You were close with \sigma _b = \vec{P}(\vec{r}) \cdot \hat{n} correct. In this case, the normal to the shell is in the radial direction, so \hat{n} = \hat{r} and you can take the dot product very easily, since \vec{r}=r\hat{r}. The bound surface charge is epomenically at the surface, so the magnitude of \vec{r} = R, the radius of the sphere.

So that's the first part of the question. Now you can try to to get part b using the equations you listed.

Hope that helps. Let me know if I can help more.

Dr Peter Vaughan
BASIS Peoria Physics

 

[Astrum]

Thanks, it's interesting that I was so close, I wonder if it's luck or intuition

So, here it goes.

$\vec{P} \cdot \hat{n} = KR$

$$\frac{KR^3 }{2 \epsilon _0} \int ^{\pi}_{0} \frac{sin \theta '}{\sqrt{R^2+z^2-2RZcos \theta '}} d \theta ' + \frac{3K}{2 \pi \epsilon_0} \int ^{\pi}_0 \int ^{R}_0 \frac{R^2 sin \theta ' }{\sqrt{R^2+z^2-2RZcos \theta '}}dr d \theta ' $$

Evauliting the first integral gives the term $$\frac{KR^3 }{2 \epsilon _0} ( -\frac{\sqrt{(R-z)+(R+z)}}{Rz})$$, which should equal $$-\frac{KR^3}{z \epsilon _0}$$

The second term came out wrong, and I'm not exactly sure what happened.

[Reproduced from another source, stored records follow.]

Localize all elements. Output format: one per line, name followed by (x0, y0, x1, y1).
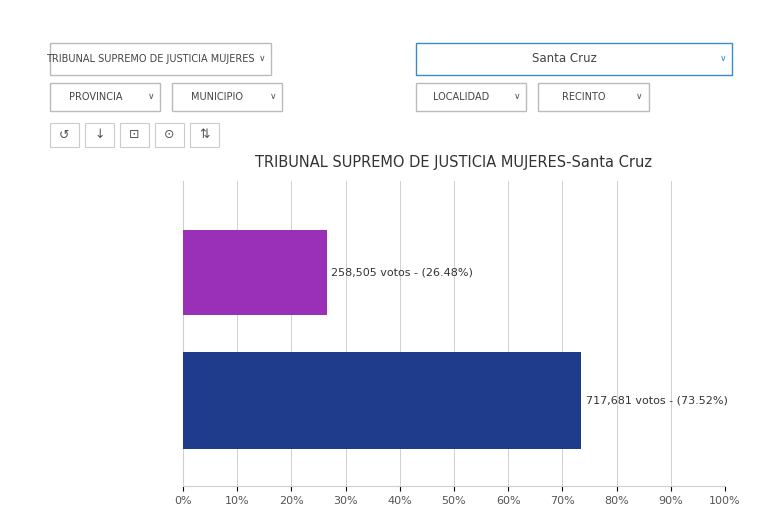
FancyBboxPatch shape (120, 123, 149, 147)
FancyBboxPatch shape (50, 123, 79, 147)
Text: PROVINCIA: PROVINCIA (69, 92, 122, 102)
FancyBboxPatch shape (50, 43, 271, 75)
Bar (183, 230, 327, 315)
FancyBboxPatch shape (416, 43, 732, 75)
FancyBboxPatch shape (190, 123, 219, 147)
Text: ∨: ∨ (259, 54, 265, 64)
Text: 717,681 votos - (73.52%): 717,681 votos - (73.52%) (586, 396, 728, 405)
FancyBboxPatch shape (50, 83, 160, 111)
Text: ⊡: ⊡ (129, 128, 140, 142)
Text: TRIBUNAL SUPREMO DE JUSTICIA MUJERES: TRIBUNAL SUPREMO DE JUSTICIA MUJERES (47, 54, 255, 64)
Text: RECINTO: RECINTO (562, 92, 606, 102)
Text: ∨: ∨ (636, 93, 642, 101)
Text: ⊙: ⊙ (164, 128, 175, 142)
Text: ∨: ∨ (514, 93, 520, 101)
Bar (183, 352, 581, 449)
Text: ∨: ∨ (270, 93, 276, 101)
FancyBboxPatch shape (155, 123, 184, 147)
Text: MUNICIPIO: MUNICIPIO (192, 92, 243, 102)
Title: TRIBUNAL SUPREMO DE JUSTICIA MUJERES-Santa Cruz: TRIBUNAL SUPREMO DE JUSTICIA MUJERES-San… (256, 155, 652, 170)
Text: ∨: ∨ (720, 54, 726, 64)
Text: Santa Cruz: Santa Cruz (532, 52, 597, 66)
Text: ↺: ↺ (59, 128, 69, 142)
Text: ⇅: ⇅ (199, 128, 210, 142)
FancyBboxPatch shape (85, 123, 114, 147)
FancyBboxPatch shape (172, 83, 282, 111)
Text: LOCALIDAD: LOCALIDAD (433, 92, 490, 102)
Text: ∨: ∨ (148, 93, 154, 101)
Text: 258,505 votos - (26.48%): 258,505 votos - (26.48%) (331, 267, 473, 278)
FancyBboxPatch shape (416, 83, 526, 111)
FancyBboxPatch shape (538, 83, 649, 111)
Text: ↓: ↓ (94, 128, 105, 142)
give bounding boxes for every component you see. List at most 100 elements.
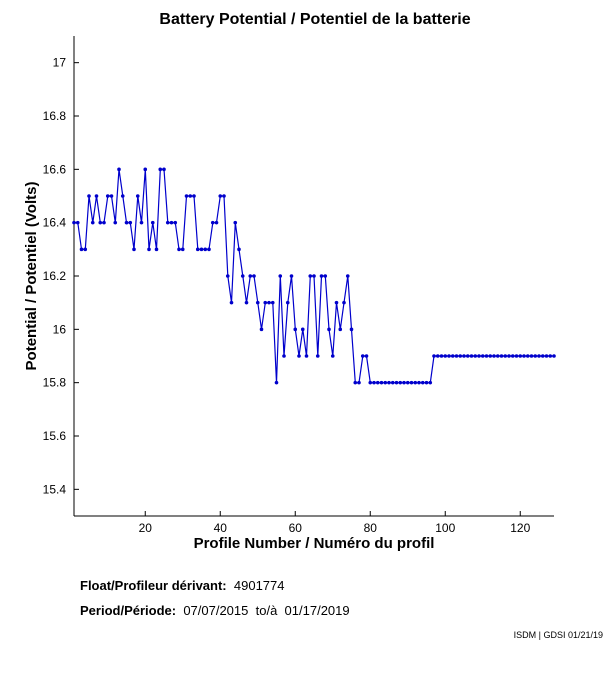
data-point bbox=[218, 194, 223, 198]
data-point bbox=[297, 354, 301, 358]
data-point bbox=[402, 380, 406, 385]
data-point bbox=[222, 194, 226, 198]
data-point bbox=[207, 247, 211, 252]
data-point bbox=[285, 300, 290, 305]
data-point bbox=[458, 354, 463, 358]
data-point bbox=[255, 300, 260, 305]
float-label: Float/Profileur dérivant: bbox=[80, 578, 227, 593]
data-point bbox=[289, 274, 294, 278]
data-point bbox=[454, 354, 459, 358]
data-point bbox=[278, 274, 283, 278]
data-point bbox=[492, 354, 496, 358]
data-point bbox=[514, 354, 519, 358]
data-point bbox=[435, 354, 440, 358]
x-tick-label: 40 bbox=[214, 521, 228, 535]
data-point bbox=[507, 354, 511, 358]
data-point bbox=[128, 220, 133, 225]
data-point bbox=[398, 380, 403, 385]
data-point bbox=[113, 220, 118, 225]
float-info: Float/Profileur dérivant: 4901774 bbox=[80, 578, 285, 593]
data-point bbox=[510, 354, 515, 358]
data-point bbox=[282, 354, 286, 358]
data-point bbox=[484, 354, 489, 358]
data-point bbox=[154, 247, 159, 252]
credit-text: ISDM | GDSI 01/21/19 bbox=[513, 630, 603, 640]
data-point bbox=[525, 354, 530, 358]
data-point bbox=[293, 327, 298, 332]
data-point bbox=[432, 354, 436, 358]
data-point bbox=[390, 380, 395, 385]
data-point bbox=[75, 220, 80, 225]
data-point bbox=[263, 300, 268, 305]
data-point bbox=[162, 167, 166, 172]
data-point bbox=[169, 220, 174, 225]
data-point bbox=[124, 220, 129, 225]
data-point bbox=[379, 380, 384, 385]
period-label: Period/Période: bbox=[80, 603, 177, 618]
y-tick-label: 15.4 bbox=[43, 482, 67, 496]
data-point bbox=[139, 220, 144, 225]
data-point bbox=[158, 167, 163, 172]
data-point bbox=[357, 380, 361, 385]
chart-title: Battery Potential / Potentiel de la batt… bbox=[159, 11, 470, 28]
data-point bbox=[240, 274, 245, 278]
data-point bbox=[177, 247, 181, 252]
data-point bbox=[90, 220, 95, 225]
x-ticks: 20 40 60 80 100 120 bbox=[139, 511, 531, 535]
data-point bbox=[210, 220, 215, 225]
data-point bbox=[323, 274, 328, 278]
data-point bbox=[424, 380, 429, 385]
data-point bbox=[518, 354, 523, 358]
data-point bbox=[488, 354, 493, 358]
y-axis-label: Potential / Potentiel (Volts) bbox=[23, 182, 40, 371]
data-point bbox=[462, 354, 466, 358]
data-point bbox=[544, 354, 549, 358]
data-point bbox=[387, 380, 391, 385]
data-point bbox=[334, 300, 339, 305]
period-info: Period/Période: 07/07/2015 to/à 01/17/20… bbox=[80, 603, 350, 618]
x-tick-label: 20 bbox=[139, 521, 153, 535]
data-point bbox=[120, 194, 125, 198]
x-tick-label: 80 bbox=[364, 521, 378, 535]
data-point bbox=[499, 354, 504, 358]
x-axis-label: Profile Number / Numéro du profil bbox=[194, 535, 435, 552]
y-tick-label: 15.8 bbox=[43, 376, 67, 390]
data-point bbox=[413, 380, 418, 385]
data-point bbox=[345, 274, 350, 278]
data-point bbox=[267, 300, 271, 305]
data-point bbox=[270, 300, 275, 305]
battery-potential-chart: Battery Potential / Potentiel de la batt… bbox=[23, 11, 556, 552]
data-point bbox=[375, 380, 380, 385]
data-point bbox=[132, 247, 136, 252]
x-tick-label: 120 bbox=[510, 521, 530, 535]
data-point bbox=[147, 247, 151, 252]
data-point bbox=[469, 354, 474, 358]
data-point bbox=[315, 354, 320, 358]
data-point bbox=[225, 274, 230, 278]
data-point bbox=[195, 247, 200, 252]
data-point bbox=[83, 247, 88, 252]
data-point bbox=[420, 380, 425, 385]
data-point bbox=[117, 167, 121, 172]
data-point bbox=[252, 274, 256, 278]
data-point bbox=[319, 274, 324, 278]
data-point bbox=[105, 194, 110, 198]
data-point bbox=[417, 380, 421, 385]
data-point bbox=[199, 247, 204, 252]
data-point bbox=[540, 354, 545, 358]
period-separator: to/à bbox=[255, 603, 278, 618]
data-point bbox=[304, 354, 309, 358]
data-point bbox=[368, 380, 373, 385]
data-point bbox=[439, 354, 444, 358]
data-point bbox=[537, 354, 541, 358]
data-point bbox=[165, 220, 170, 225]
data-point bbox=[503, 354, 508, 358]
data-point bbox=[248, 274, 253, 278]
y-tick-label: 17 bbox=[53, 56, 67, 70]
series-points bbox=[72, 167, 556, 385]
data-point bbox=[477, 354, 481, 358]
data-point bbox=[109, 194, 114, 198]
period-start: 07/07/2015 bbox=[183, 603, 249, 618]
data-point bbox=[405, 380, 410, 385]
data-point bbox=[312, 274, 316, 278]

http://www.wolframalpha.com/input/?i=integrate&a=*C.integrate-_*Calculator.dflt-&f2=(x%5E%7B2%7D)%2F((x%5E2%2Bz%5E2-2*z*x*cos(a))%5E%7B1%2F2%7D)&f=Integral.integrand_(x%5E%7B2%7D)%2F((x%5E2%2Bz%5E2-2*z*x*cos(a))%5E%7B1%2F2%7D)&a=*FVarOpt.1-_**-.***Integral.rangestart-.*Integral.rangeend--.**Integral.variable---.*--

This is clearly wrong, unless I typed something screwy.

 

[sonnyfab]

That's messy math.

I'm not 100% clear on Wolfram Integrate notation, but it looks to my like you are treating R as a variable during integration of r. I believe it is a constant. Both your bound charge and surface charge turned out to be constants. This should make the integration very simple. You might want to check your text and see if there is a simpler form of V that you could be using when \sigma_b [\itex] and \rho_b [\itex] are constants. Electrostatics doesn't *usually* involve solving horribly messy integrals unless there's a typo in the problem.

 

[Astrum]

Even though $\sigma _b$ $\rho _b$ are constants, the second integral still needs to be integrated over R, because R has to vary inside the sphere (this is a volume integral).

I admit that I peeked at the solution in the book, and it always seems to skip the integration, and it gives $\vec{E}$ from a different method, other than direct integration.